Model Evaluation For Humans

This post is the basis of a talk I gave at PyData Miami 2019. You can find the slides for that talk on my GitHub linked at the bottom of this page.

All models are wrong

There is a well known saying in machine learning: “all models are wrong, some are useful”. An expression of something very familiar to us as data scientists - that even though models are (by definition) wrong, some yield huge benefits in practice while others fail spectacularly. Our goal is to deliver the former while avoiding the latter and toward this end robust model evaluation can make all the difference.

Observing a model’s error on a test set is only a small part of our evaluations.

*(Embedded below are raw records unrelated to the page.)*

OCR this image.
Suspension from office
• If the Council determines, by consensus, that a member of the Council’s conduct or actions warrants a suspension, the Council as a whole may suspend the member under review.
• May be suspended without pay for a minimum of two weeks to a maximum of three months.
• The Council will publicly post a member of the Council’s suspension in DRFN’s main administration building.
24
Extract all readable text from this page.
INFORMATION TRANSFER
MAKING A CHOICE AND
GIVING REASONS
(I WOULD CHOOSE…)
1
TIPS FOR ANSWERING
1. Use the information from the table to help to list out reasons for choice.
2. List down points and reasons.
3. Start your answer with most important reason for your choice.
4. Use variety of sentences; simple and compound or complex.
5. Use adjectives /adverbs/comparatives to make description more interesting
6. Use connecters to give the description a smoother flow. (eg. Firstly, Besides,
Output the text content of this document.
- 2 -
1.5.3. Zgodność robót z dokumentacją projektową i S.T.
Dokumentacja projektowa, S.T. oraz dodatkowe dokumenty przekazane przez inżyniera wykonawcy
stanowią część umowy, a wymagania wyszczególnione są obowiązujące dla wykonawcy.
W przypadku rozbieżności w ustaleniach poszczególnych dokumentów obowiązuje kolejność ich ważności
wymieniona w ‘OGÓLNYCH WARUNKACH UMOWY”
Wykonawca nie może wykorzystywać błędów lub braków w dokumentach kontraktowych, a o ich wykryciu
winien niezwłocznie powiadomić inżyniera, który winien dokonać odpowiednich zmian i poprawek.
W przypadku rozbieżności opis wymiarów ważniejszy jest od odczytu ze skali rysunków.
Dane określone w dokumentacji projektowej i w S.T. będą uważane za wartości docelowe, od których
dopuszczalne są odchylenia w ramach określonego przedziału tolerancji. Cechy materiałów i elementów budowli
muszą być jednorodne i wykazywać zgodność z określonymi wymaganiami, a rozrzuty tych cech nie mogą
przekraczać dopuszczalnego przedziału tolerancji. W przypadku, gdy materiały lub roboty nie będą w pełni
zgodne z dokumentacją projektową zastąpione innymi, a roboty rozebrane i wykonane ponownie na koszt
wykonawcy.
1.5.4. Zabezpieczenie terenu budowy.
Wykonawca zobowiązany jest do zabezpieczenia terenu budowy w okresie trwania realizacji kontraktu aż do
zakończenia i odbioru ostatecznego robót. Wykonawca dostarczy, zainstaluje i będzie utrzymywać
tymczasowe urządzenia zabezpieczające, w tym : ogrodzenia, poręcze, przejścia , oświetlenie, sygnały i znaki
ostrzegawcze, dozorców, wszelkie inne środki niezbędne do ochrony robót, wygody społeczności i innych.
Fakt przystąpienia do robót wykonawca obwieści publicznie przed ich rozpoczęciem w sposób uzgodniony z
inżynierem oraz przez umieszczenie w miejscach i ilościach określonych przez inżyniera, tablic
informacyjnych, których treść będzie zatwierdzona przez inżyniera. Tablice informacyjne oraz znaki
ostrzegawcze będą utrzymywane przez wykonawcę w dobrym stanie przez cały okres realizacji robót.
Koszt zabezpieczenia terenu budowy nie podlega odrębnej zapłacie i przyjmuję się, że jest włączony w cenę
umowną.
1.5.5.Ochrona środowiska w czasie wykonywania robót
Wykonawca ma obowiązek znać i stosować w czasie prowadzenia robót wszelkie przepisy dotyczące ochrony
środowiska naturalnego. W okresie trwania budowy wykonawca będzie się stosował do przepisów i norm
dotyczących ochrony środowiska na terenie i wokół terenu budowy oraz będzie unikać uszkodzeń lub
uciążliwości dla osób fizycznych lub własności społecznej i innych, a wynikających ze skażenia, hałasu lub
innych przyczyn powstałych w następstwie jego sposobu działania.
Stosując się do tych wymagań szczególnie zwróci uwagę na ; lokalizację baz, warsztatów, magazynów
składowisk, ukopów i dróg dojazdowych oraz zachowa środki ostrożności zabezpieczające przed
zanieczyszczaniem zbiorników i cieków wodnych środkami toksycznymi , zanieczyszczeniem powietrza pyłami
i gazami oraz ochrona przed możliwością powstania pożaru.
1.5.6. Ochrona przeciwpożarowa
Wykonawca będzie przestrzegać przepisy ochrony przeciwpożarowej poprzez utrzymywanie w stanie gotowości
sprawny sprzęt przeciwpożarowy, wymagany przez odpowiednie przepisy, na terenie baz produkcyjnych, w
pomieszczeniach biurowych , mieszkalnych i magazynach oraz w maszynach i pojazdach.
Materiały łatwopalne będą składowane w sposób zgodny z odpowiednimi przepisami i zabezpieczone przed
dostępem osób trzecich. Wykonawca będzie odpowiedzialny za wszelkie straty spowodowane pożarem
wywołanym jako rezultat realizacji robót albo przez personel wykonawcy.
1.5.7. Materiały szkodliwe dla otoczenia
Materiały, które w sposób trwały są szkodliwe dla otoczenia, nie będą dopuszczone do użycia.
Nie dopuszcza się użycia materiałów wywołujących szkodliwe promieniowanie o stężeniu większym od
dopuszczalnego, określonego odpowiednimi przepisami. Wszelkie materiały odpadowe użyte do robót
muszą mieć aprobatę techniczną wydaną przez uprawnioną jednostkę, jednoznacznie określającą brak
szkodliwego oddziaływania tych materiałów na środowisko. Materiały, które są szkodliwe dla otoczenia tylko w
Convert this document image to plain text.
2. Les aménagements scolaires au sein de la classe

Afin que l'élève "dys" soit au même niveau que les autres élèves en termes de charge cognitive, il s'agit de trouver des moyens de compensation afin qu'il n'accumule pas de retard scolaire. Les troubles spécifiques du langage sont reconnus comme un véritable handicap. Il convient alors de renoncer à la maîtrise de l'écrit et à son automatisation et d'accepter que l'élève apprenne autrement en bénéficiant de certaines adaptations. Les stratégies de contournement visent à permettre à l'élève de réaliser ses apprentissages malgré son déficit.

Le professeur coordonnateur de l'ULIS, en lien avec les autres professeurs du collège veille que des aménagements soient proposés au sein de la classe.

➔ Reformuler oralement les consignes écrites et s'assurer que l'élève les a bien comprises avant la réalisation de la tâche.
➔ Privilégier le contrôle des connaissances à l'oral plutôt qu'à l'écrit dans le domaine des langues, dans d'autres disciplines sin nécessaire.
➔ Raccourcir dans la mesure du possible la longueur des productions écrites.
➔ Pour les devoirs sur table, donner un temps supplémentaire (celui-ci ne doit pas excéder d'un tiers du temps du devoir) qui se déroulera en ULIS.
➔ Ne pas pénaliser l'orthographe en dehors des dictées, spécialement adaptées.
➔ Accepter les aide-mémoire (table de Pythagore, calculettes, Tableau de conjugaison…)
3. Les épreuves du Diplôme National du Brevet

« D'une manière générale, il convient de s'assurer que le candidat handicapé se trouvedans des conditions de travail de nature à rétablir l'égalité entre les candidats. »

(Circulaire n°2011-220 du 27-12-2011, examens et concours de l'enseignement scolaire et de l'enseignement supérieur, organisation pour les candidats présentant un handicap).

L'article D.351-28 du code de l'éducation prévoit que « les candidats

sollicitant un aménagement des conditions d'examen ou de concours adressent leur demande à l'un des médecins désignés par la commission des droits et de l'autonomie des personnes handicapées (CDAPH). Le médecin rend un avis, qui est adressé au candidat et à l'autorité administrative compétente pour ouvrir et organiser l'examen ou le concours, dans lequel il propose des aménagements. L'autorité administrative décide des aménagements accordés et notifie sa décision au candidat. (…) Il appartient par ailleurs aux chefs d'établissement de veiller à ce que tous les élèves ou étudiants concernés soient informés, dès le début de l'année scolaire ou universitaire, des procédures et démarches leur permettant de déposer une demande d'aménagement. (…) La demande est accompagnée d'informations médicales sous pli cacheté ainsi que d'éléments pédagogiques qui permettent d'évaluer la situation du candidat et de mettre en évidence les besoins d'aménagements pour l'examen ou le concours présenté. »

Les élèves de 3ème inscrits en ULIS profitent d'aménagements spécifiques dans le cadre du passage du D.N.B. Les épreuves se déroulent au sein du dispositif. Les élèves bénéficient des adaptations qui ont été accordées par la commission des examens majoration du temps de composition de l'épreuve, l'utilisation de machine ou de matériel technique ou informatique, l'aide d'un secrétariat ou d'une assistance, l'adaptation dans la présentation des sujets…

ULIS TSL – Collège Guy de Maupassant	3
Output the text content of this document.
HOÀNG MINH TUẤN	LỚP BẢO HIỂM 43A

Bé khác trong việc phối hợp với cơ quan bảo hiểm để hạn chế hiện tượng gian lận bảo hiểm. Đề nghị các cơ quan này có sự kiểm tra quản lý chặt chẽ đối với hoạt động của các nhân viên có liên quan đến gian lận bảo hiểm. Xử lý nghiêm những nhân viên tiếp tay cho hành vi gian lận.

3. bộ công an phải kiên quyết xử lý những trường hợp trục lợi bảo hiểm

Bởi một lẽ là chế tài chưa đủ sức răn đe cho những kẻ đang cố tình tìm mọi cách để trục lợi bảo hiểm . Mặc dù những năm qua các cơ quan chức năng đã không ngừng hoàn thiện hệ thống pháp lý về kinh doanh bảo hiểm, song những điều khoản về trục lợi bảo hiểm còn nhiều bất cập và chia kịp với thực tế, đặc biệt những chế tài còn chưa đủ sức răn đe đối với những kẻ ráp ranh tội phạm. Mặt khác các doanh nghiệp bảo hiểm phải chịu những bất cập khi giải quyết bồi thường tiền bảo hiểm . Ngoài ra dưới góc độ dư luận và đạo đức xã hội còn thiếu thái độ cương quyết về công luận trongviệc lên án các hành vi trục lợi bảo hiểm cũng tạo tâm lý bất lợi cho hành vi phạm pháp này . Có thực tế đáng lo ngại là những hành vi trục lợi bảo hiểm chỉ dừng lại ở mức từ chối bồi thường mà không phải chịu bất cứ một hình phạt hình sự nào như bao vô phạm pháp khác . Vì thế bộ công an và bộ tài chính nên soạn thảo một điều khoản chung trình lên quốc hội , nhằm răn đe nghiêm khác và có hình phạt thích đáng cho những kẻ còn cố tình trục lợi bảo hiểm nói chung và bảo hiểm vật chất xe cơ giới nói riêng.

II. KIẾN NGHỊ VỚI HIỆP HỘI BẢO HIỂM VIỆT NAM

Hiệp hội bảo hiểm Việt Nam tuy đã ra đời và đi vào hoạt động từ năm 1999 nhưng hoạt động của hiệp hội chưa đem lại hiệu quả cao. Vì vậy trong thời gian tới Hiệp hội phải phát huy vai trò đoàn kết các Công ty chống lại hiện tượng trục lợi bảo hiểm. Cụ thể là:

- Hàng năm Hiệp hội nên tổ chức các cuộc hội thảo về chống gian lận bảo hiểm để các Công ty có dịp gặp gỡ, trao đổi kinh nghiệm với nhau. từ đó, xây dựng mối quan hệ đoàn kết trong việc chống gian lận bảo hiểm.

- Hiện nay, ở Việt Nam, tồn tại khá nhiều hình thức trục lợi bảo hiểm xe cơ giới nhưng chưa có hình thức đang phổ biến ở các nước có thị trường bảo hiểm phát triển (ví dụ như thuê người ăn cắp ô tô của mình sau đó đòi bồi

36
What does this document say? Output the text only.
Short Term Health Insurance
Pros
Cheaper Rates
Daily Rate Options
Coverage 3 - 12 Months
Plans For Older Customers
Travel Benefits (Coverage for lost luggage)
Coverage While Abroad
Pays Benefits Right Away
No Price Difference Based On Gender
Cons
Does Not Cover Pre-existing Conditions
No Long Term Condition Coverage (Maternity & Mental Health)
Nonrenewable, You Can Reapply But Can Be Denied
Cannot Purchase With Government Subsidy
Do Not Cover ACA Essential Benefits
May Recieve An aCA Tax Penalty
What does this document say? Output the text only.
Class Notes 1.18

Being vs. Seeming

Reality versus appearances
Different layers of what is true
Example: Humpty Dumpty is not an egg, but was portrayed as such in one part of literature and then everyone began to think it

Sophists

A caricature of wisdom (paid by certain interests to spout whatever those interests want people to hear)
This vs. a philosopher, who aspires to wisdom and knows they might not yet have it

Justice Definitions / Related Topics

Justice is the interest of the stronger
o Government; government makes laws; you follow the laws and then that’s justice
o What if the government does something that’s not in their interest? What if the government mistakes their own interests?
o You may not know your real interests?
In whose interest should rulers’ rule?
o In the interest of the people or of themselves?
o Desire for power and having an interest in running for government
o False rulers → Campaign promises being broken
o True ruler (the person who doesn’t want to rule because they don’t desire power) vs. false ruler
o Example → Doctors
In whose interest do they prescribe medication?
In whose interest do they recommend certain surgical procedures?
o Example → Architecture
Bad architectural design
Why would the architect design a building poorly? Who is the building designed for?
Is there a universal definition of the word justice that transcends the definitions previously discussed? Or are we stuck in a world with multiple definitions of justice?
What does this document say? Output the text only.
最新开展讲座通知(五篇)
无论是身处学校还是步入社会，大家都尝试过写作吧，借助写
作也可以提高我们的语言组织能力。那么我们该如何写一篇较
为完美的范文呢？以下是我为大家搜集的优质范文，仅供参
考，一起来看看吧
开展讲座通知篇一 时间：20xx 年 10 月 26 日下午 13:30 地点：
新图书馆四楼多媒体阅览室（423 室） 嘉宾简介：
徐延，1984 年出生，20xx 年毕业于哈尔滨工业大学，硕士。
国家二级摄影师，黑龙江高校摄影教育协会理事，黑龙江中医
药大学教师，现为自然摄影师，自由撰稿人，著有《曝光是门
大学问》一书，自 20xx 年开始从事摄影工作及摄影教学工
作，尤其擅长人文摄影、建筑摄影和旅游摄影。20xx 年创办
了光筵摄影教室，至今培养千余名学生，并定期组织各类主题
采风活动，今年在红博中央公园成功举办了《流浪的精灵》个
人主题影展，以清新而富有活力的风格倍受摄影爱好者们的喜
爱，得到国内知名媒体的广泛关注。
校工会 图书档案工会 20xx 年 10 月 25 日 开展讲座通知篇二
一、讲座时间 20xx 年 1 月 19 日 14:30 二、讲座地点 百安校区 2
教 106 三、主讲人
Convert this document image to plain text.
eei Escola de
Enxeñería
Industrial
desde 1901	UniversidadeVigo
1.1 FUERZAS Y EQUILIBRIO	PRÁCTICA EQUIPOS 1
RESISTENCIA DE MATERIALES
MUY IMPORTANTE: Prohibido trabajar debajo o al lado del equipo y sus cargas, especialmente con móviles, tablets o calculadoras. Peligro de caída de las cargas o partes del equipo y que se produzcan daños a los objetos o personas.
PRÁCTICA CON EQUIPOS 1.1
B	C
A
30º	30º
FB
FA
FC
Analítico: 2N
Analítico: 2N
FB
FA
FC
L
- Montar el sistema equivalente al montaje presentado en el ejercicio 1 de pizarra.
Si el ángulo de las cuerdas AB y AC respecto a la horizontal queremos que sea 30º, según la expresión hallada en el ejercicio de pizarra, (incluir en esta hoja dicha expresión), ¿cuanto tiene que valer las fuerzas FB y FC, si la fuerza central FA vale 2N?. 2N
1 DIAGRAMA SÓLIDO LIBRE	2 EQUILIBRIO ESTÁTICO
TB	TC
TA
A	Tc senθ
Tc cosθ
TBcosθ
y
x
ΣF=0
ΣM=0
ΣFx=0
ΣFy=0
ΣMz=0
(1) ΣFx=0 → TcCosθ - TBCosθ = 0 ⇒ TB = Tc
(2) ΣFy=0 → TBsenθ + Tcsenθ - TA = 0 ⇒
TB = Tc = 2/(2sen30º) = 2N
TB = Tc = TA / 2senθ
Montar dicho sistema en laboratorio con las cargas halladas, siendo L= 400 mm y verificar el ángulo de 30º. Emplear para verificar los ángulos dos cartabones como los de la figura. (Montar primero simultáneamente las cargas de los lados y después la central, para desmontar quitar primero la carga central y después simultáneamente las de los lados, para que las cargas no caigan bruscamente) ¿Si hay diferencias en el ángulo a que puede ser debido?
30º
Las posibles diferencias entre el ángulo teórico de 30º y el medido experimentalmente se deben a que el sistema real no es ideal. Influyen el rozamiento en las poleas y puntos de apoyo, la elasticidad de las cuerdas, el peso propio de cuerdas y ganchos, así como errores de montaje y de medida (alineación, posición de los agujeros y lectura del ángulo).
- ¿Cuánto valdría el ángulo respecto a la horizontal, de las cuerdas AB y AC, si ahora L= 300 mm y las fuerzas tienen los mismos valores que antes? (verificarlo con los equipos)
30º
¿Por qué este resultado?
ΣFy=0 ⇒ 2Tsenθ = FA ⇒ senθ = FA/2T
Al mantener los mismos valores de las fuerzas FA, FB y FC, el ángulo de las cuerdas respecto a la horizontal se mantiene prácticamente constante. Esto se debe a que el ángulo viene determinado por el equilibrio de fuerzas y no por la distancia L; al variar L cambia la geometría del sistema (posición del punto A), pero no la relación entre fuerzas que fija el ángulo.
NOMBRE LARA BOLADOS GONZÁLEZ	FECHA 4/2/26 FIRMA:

The rest consists of a proper understanding of the broader context of the problem at hand and determining if the results we find on a held out set will generalize to production (where we realize the usefulness of a model). This post aims to discuss generic guidelines and practices for model evaluation that can help deliver useful models quickly and confidently.

Model evaluation throughout the product life cycle

For the purpose of this post, we’ll discuss model evaluation as it relates throughout three stages of a project’s life cycle: before development, during development and deployment.

As a reference point we can relate these categories to CRISP-DM, for those who are familiar, as follows.

Before development: Business and data understanding
Development: Data preparation, modeling, evaluation
Deployment: Model deployment, monitoring, evaluation

Before development

Model evaluation should be part of the conversation even before development begins. With respect to model evaluation, the objective of this phase should be to emerge with a clearly defined goal that can be measured once a model has been released. This phase is usually the most context dependent phase and thus the most difficult to offer concrete advice for. Nevertheless, some suggestions to keep in mind during the early stages of a project are below. Keep in mind these are just a few examples not an exhaustive list.

Think about framing the problem

How a problem is framed will determine how a model can and/or should be evaluated as well as how it cannot and/or should not be evaluated. Getting this step right is crucial to a project’s success.

Simply asking questions like “How will this model be evaluated?” and “How will we determine it is successful?” are obvious, but effective and necessary, places to start.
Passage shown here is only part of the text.